A team of highly trained hunters and assassins, the Slayers, face down superhuman, beast-like cannibals known as Aswang terrorising local communities. It’s a matter of life or death as the groups collide with the fate of many lives at stake.
Asian martial arts films have a peculiar appeal for fans of the action genre. As Western viewers we often can’t fully immerse ourselves in the cultural nuances of what we see, but the brutal action sequences and familiar, sometimes campy, plot lines make for fun viewing. Classics of Asian martial arts films include Indonesia’s The Raid and the Hong Kong period flick Fearless. However, while these films aren’t built on the most intricate of narratives, they do give viewers enough to thread the amazing fight sequences together. Blood Hunters… unfortunately doesn’t manage this, with its thin plot not enough to engage for even the short 75-minute runtime.
The film’s narrative is at its most basic a revenge story. Both the film’s main characters, protagonist Gabriela (Sarah Chang) and renegade hunter (Vincent Soberano), are out for the blood of the Aswang leaders after they murder the pair’s families. It’s a predictable plotline but could have worked had the characters been well developed. They aren’t. The story could also have been exciting if the narrative world was fleshed out, to give us an idea of what’s at stake. It isn’t. The plot is so rushed to get to the ‘big bad’ fights that we are still in the dark about the whole film by the end credits. Dialogue is stilted and unbelievable, solely used to advance the story to its end point. All in all, the Blood Hunters… script could use a total overhaul to get it up to scratch.

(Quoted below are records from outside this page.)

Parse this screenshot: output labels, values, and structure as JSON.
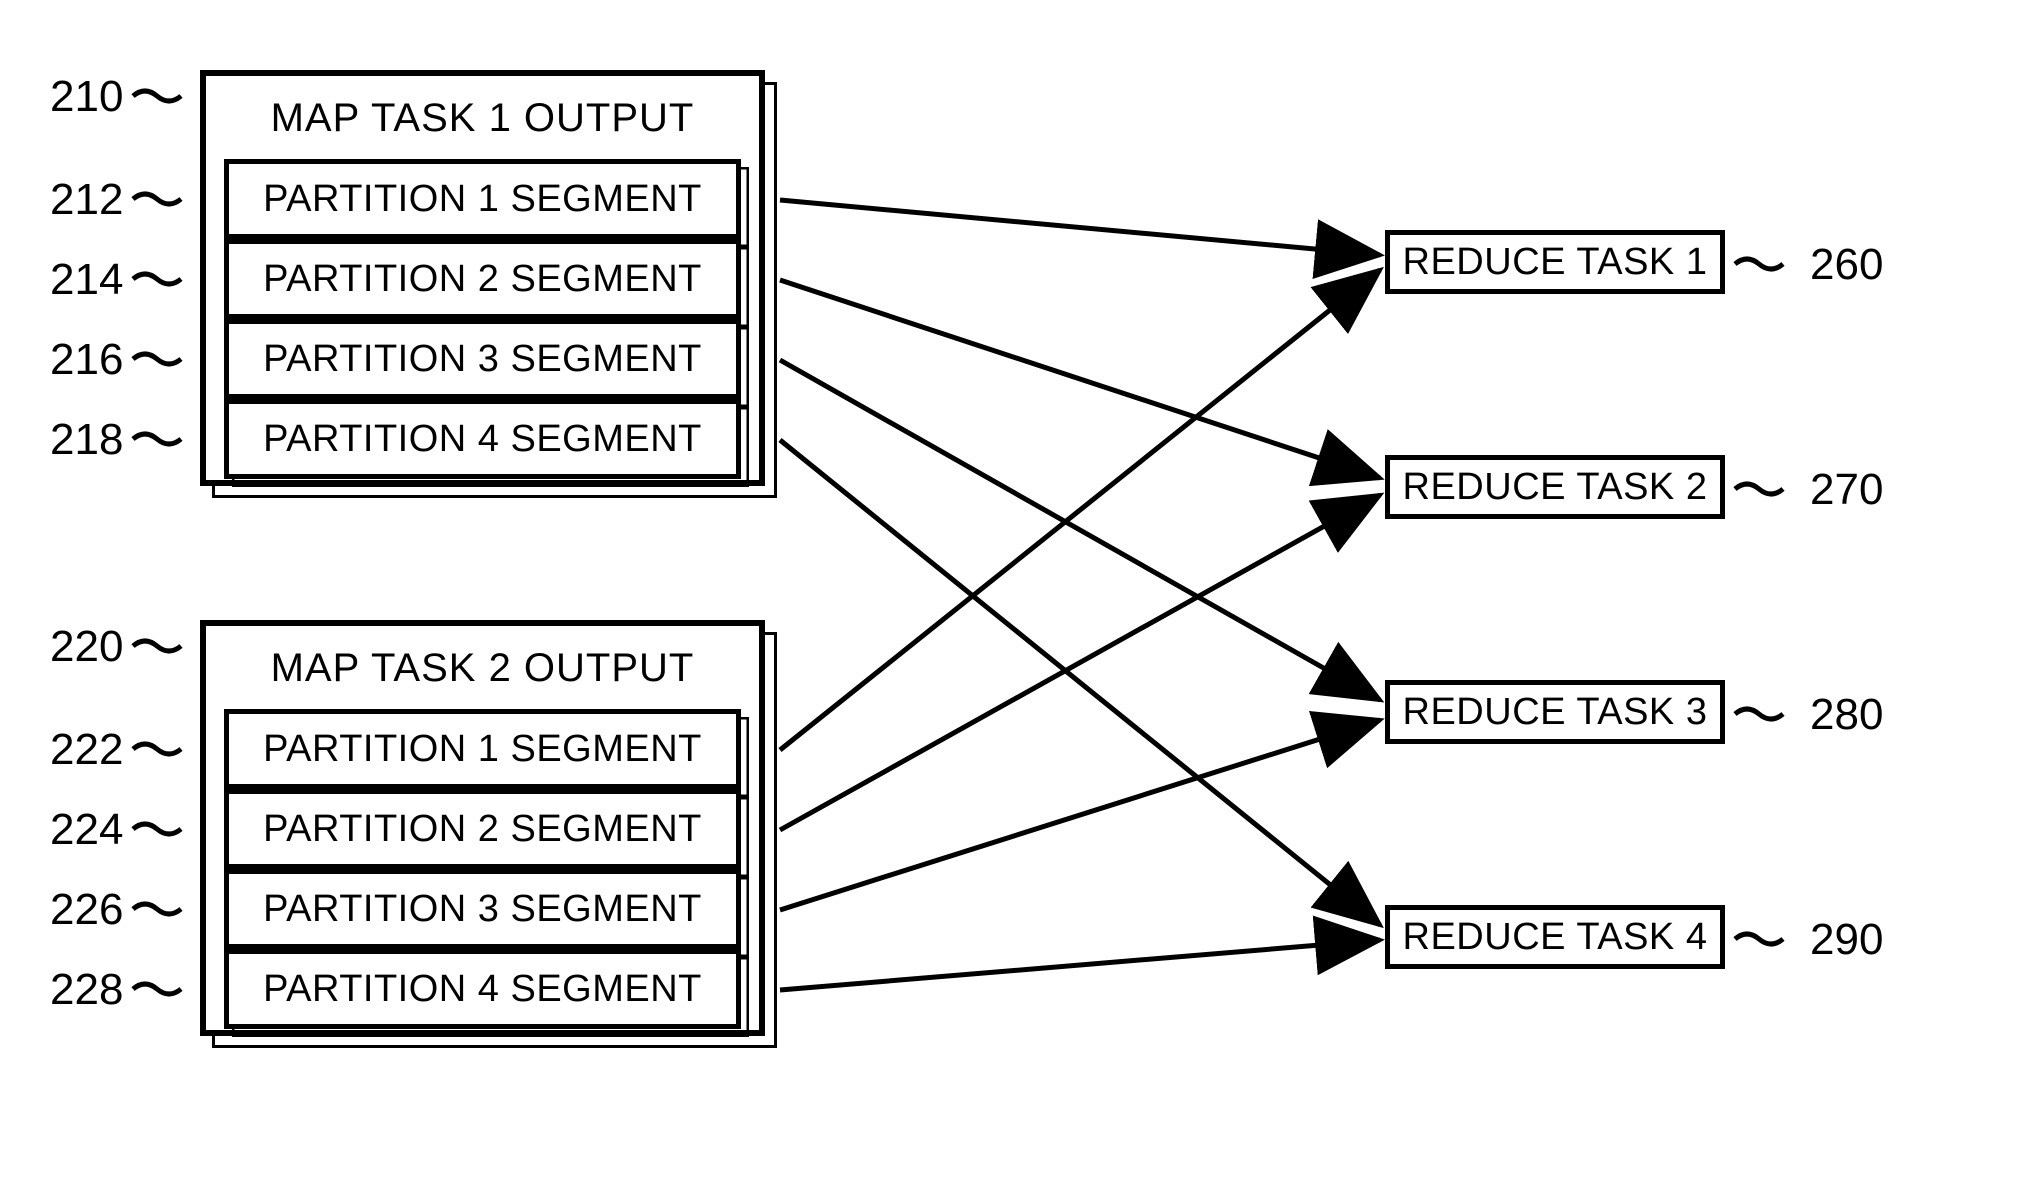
{
  "map_outputs": [
    {
      "title": "MAP TASK 1 OUTPUT",
      "ref": "210",
      "partitions": [
        {
          "label": "PARTITION 1 SEGMENT",
          "ref": "212"
        },
        {
          "label": "PARTITION 2 SEGMENT",
          "ref": "214"
        },
        {
          "label": "PARTITION 3 SEGMENT",
          "ref": "216"
        },
        {
          "label": "PARTITION 4 SEGMENT",
          "ref": "218"
        }
      ]
    },
    {
      "title": "MAP TASK 2 OUTPUT",
      "ref": "220",
      "partitions": [
        {
          "label": "PARTITION 1 SEGMENT",
          "ref": "222"
        },
        {
          "label": "PARTITION 2 SEGMENT",
          "ref": "224"
        },
        {
          "label": "PARTITION 3 SEGMENT",
          "ref": "226"
        },
        {
          "label": "PARTITION 4 SEGMENT",
          "ref": "228"
        }
      ]
    }
  ],
  "reduce_tasks": [
    {
      "label": "REDUCE TASK 1",
      "ref": "260"
    },
    {
      "label": "REDUCE TASK 2",
      "ref": "270"
    },
    {
      "label": "REDUCE TASK 3",
      "ref": "280"
    },
    {
      "label": "REDUCE TASK 4",
      "ref": "290"
    }
  ]
}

As a result of this shocking script the acting is poor across the board. Chang and Soberano are forgettable, while Temujin Shirzada plays baddie Naga near-pantomime, jarring with the other characters’ sombre takes. Mekael Turner is the exception as the genuinely intimidating other baddie Gundra, but otherwise the acting is nothing to write home about.

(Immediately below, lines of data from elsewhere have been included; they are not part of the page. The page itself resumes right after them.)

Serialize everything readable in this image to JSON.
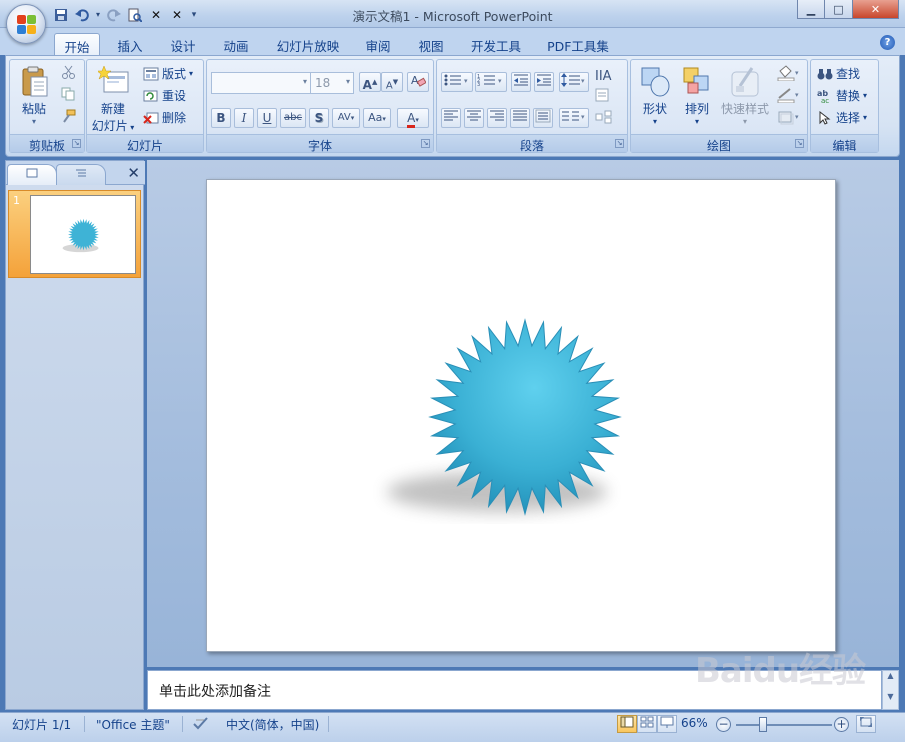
{
  "window": {
    "title": "演示文稿1 - Microsoft PowerPoint",
    "minimize": "▁",
    "maximize": "□",
    "close": "✕"
  },
  "qat": {
    "items": [
      {
        "name": "save-icon",
        "glyph": "▪"
      },
      {
        "name": "undo-icon",
        "glyph": "↶"
      },
      {
        "name": "undo-dropdown-icon",
        "glyph": "▾"
      },
      {
        "name": "redo-icon",
        "glyph": "↷"
      },
      {
        "name": "print-preview-icon",
        "glyph": "🔍"
      },
      {
        "name": "x-icon-1",
        "glyph": "✕"
      },
      {
        "name": "x-icon-2",
        "glyph": "✕"
      },
      {
        "name": "customize-qat-icon",
        "glyph": "▾"
      }
    ]
  },
  "tabs": [
    "开始",
    "插入",
    "设计",
    "动画",
    "幻灯片放映",
    "审阅",
    "视图",
    "开发工具",
    "PDF工具集"
  ],
  "help": "?",
  "ribbon": {
    "clipboard": {
      "label": "剪贴板",
      "paste": "粘贴"
    },
    "slides": {
      "label": "幻灯片",
      "new_slide_line1": "新建",
      "new_slide_line2": "幻灯片",
      "layout": "版式",
      "reset": "重设",
      "delete": "删除"
    },
    "font": {
      "label": "字体",
      "font_name": "",
      "font_size": "18",
      "grow": "A",
      "shrink": "A",
      "bold": "B",
      "italic": "I",
      "underline": "U",
      "strike": "abc",
      "shadow": "S",
      "spacing": "AV",
      "case": "Aa",
      "color": "A"
    },
    "paragraph": {
      "label": "段落"
    },
    "drawing": {
      "label": "绘图",
      "shapes": "形状",
      "arrange": "排列",
      "quick_styles": "快速样式"
    },
    "editing": {
      "label": "编辑",
      "find": "查找",
      "replace": "替换",
      "select": "选择"
    }
  },
  "slides_pane": {
    "slide_number": "1"
  },
  "notes": {
    "placeholder": "单击此处添加备注"
  },
  "status": {
    "slide": "幻灯片 1/1",
    "theme": "\"Office 主题\"",
    "language": "中文(简体，中国)",
    "zoom": "66%"
  },
  "colors": {
    "starburst": "#3eb3d6",
    "accent": "#15428b"
  }
}
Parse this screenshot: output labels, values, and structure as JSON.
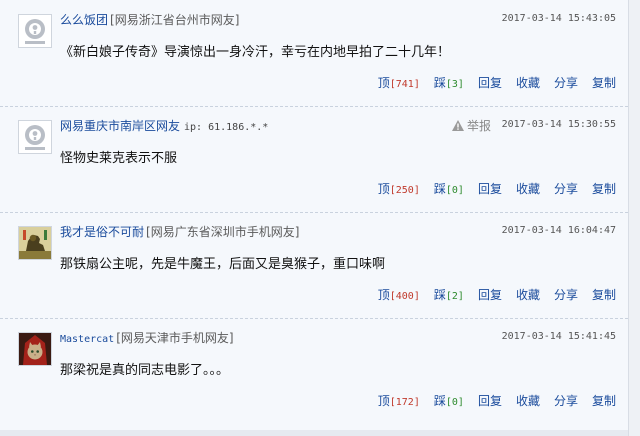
{
  "actions": {
    "up": "顶",
    "down": "踩",
    "reply": "回复",
    "favorite": "收藏",
    "share": "分享",
    "copy": "复制",
    "report": "举报"
  },
  "comments": [
    {
      "user": "么么饭团",
      "location": "[网易浙江省台州市网友]",
      "ip": "",
      "time": "2017-03-14 15:43:05",
      "text": "《新白娘子传奇》导演惊出一身冷汗，幸亏在内地早拍了二十几年！",
      "up": "[741]",
      "down": "[3]",
      "avatar": "default-avatar"
    },
    {
      "user": "网易重庆市南岸区网友",
      "location": "",
      "ip": "ip: 61.186.*.*",
      "time": "2017-03-14 15:30:55",
      "text": "怪物史莱克表示不服",
      "up": "[250]",
      "down": "[0]",
      "avatar": "default-avatar"
    },
    {
      "user": "我才是俗不可耐",
      "location": "[网易广东省深圳市手机网友]",
      "ip": "",
      "time": "2017-03-14 16:04:47",
      "text": "那铁扇公主呢，先是牛魔王，后面又是臭猴子，重口味啊",
      "up": "[400]",
      "down": "[2]",
      "avatar": "lion-avatar"
    },
    {
      "user": "Mastercat",
      "location": "[网易天津市手机网友]",
      "ip": "",
      "time": "2017-03-14 15:41:45",
      "text": "那梁祝是真的同志电影了。。。",
      "up": "[172]",
      "down": "[0]",
      "avatar": "cat-avatar"
    }
  ]
}
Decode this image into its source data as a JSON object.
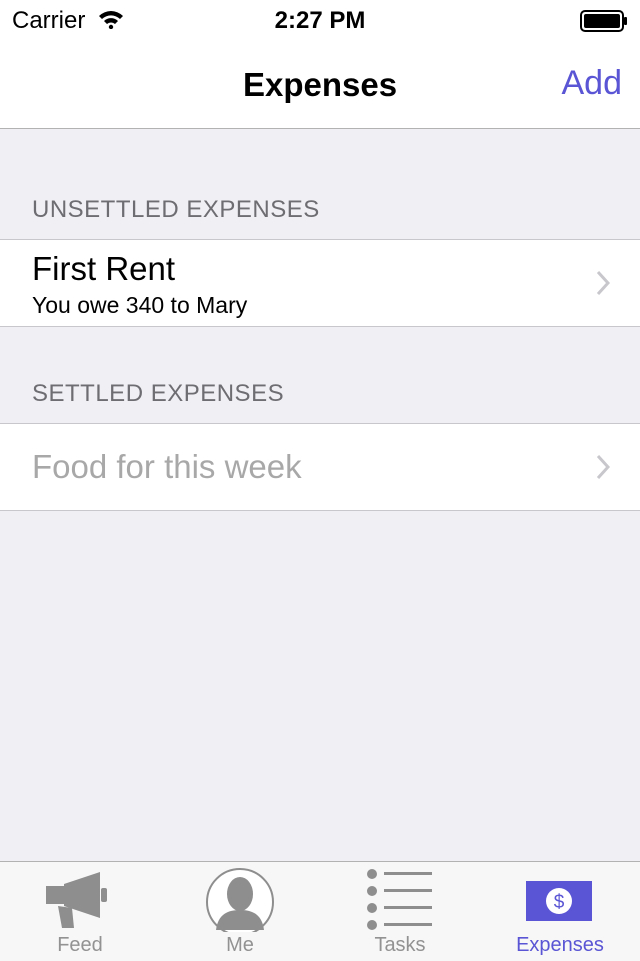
{
  "status_bar": {
    "carrier": "Carrier",
    "time": "2:27 PM"
  },
  "nav": {
    "title": "Expenses",
    "add_label": "Add"
  },
  "sections": {
    "unsettled": {
      "header": "UNSETTLED EXPENSES",
      "items": [
        {
          "title": "First Rent",
          "subtitle": "You owe 340 to Mary"
        }
      ]
    },
    "settled": {
      "header": "SETTLED EXPENSES",
      "items": [
        {
          "title": "Food for this week"
        }
      ]
    }
  },
  "tabs": [
    {
      "label": "Feed",
      "icon": "megaphone-icon",
      "active": false
    },
    {
      "label": "Me",
      "icon": "person-icon",
      "active": false
    },
    {
      "label": "Tasks",
      "icon": "list-icon",
      "active": false
    },
    {
      "label": "Expenses",
      "icon": "dollar-bill-icon",
      "active": true
    }
  ],
  "colors": {
    "accent": "#5a55d4",
    "background": "#efeff4",
    "inactive_tab": "#929292",
    "settled_text": "#a8a8a8"
  }
}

Soberano completes his Blood Hunters… hattrick (writing, acting, directing) behind the camera, and that’s where he is most successful. He ties the film’s sequences together with comic book panel transitions, adding stylistic, campy fun that is unfortunately not replicated in other areas of the film. The fight scenes are also well choreographed for the most part, especially between the main baddies and the Slayers. The visual effects show its budget constraints – the CGI blood sprays look more like ink than blood, but you can look past the silliness and embrace some of choreographing.
Hardcore fans of martial arts films will accept Blood Hunters… for what it is – a thin plot built around cool fights at the film’s climax. For everyone else, give this one a miss.